“Staying current” in the automobile industry is no easy task, especially when your first responsibility is to preserve the past. Nevertheless, the Petersen Museum continues to do “just that” as shown by hosting the recent discussion “Future of Motorsports”. Held during the Velocity Invitational at Weathertech Raceway Laguna Seca, the sold-out evening was a true success for a variety of reasons. Yes, there was a cocktail hour on the patio overlooking the Minis and Mustangs racing below; definitely entertaining. Hors d’oeuvres and dinner were also scrumptious. But more importantly, we were privileged to listen to industry leaders discuss what’s around the corner in the world we live and breathe; motorsports.
And who better to moderate the evening’s dialogue than founder and CEO of Racer Magazine, Paul Pfanner. Having both witnessed and succeeded in decades of racing’s everchanging landscape, Paul was perfectly equipped to ask the “right” questions and his wisdom was evident when he started the conversation with the statement “We exist because of the customer. Motorsports succeeds when we amplify their emotions.” Included on the panel was Jim Farley, CEO of Ford; Zak Brown, CEO of McLaren Racing; Jacob Hawksworth, Founder and CEO of HyperCraft; Jay Frye, President of INDYCAR and Richard Varner, CFO of Moto-America. In other words, two-wheels or four, gasoline or electric, no stone was going to be left unturned.
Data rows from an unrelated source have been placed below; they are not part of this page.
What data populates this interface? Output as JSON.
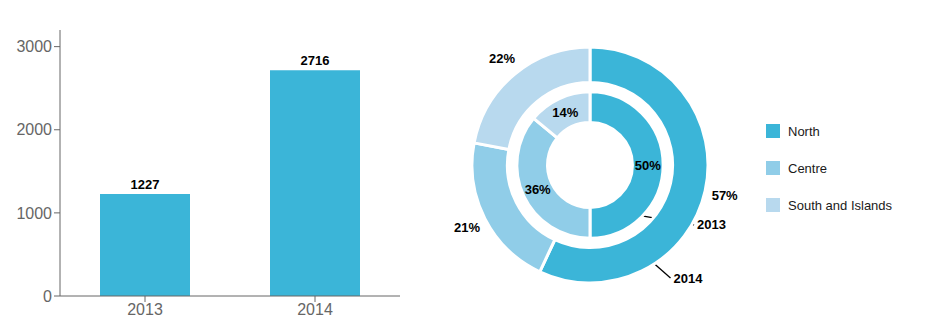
{
  "chart_data": [
    {
      "type": "bar",
      "categories": [
        "2013",
        "2014"
      ],
      "values": [
        1227,
        2716
      ],
      "color": "#3BB5D8",
      "ylim": [
        0,
        3200
      ],
      "yticks": [
        0,
        1000,
        2000,
        3000
      ],
      "grid": false,
      "data_labels": true
    },
    {
      "type": "pie",
      "categories": [
        "North",
        "Centre",
        "South and Islands"
      ],
      "colors": [
        "#3BB5D8",
        "#90CDE8",
        "#B8D9EE"
      ],
      "series": [
        {
          "name": "2013",
          "values": [
            50,
            36,
            14
          ],
          "value_labels": [
            "50%",
            "36%",
            "14%"
          ]
        },
        {
          "name": "2014",
          "values": [
            57,
            21,
            22
          ],
          "value_labels": [
            "57%",
            "21%",
            "22%"
          ]
        }
      ],
      "data_labels": true,
      "legend": "right"
    }
  ]
}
On the subject of two-wheels, it was interesting to hear MotoAmerica’s Richard Varner discuss his plight of re-building motorcycle road racing in the states which until recently, was on life support. What’s different today than decades ago during AMA’s reign? “Frankly, we’ve had to reorient what we do. We’re not just a racing series, we’re also evolving into a media company.” Change wasn’t just on the mind of Richard Varner. Ford’s CEO Jim Farley brought up the need to build cars that are designed to accept software upgrades during the life expectancy of the vehicle. Failure to “think forward” he claimed would leave any auto manufacture to repeat the rise and fall much like the original Blackberry phone. He also touted “No more generic cars…we are going to double-down on the customer experience.”
Moving on to Paul Pfanner’s curiosity about why the Netflix series “Drive to Survive” has been such a hit in America, Zak Brown offered a few thoughts. “Formula One has always been an awesome sport, but I don’t think we’ve ever let the fan in. Bernie Ecclestone did an unbelievable job of building the sport, but we ended up kind of racing for our selves which is all wrong. We need to be 100% focused on the fan and what they want. Netflix and social media now allow us to interact with the fan.” to which Paul Pfanner replied, “So at the heart of all of this is not the technology, but the audience.” Zak agreed and reinforced the idea of providing content to the fans.
Next came the topic of the human vs. technology stories. Paul pointed out that content on racers themselves have 3 to 4 times more audience engagement than stories on cars. Jay Frye, President of INDYCAR, couldn’t agree more. “One of our mantras is Fast, Loud and Authentic… We have the loud and fast figured out with our cars, and now it’s about our drivers. We have a phenomenal group of both veteran and young drivers, and we think the racing product is really good.”
One of the evening’s biggest moments was when Paul poised the question “What’s going to happen when the engine noise is gone?” Ford’s Jim Farley thought the need to give race fans more telemetry information will be important for fan engagement. Jacob Hawksworth, Founder and CEO of HyperCraft brought up the fact that tuning electrical drivetrains won’t fall on a mechanic’s shoulders, but instead on a technician via software changes. Jay Frye responded that IndyCar is soon implementing a hybrid engine package which will result in more power and still a great sound. In summary, change is inevitable, so figuring out how to engage the audience on an emotional level remains the biggest goal.
Paul wrapped things up with asking what change is necessary for the future of motorsports to evolve, and how do we manage it? Zak’s response was to focus on two elements; the fans and the corporate sponsors; both have to feel engaged and along for the ride. Where Zak feels like the racing industry has failed is communicating how much is being conveyed in the areas of safety and ecologically awareness. “Many look at motorsports entities as simply being big carbon violators, so there’s a lot of room for improvement in that area.”
Pfanner closed the discussion with bringing up the importance of women drivers in the future of motorsports. Diversity, sustainability, audience engagement…all issues rarely discussed in years past, but now on the front of minds to those leading the sport into the future. Velocity Invitational founder Jeff O’Neill closed off the discussion by reminding all of us that the future of vintage racing is all about entertainment, diversity and engaging a younger audience. I’ll raise my drink to that!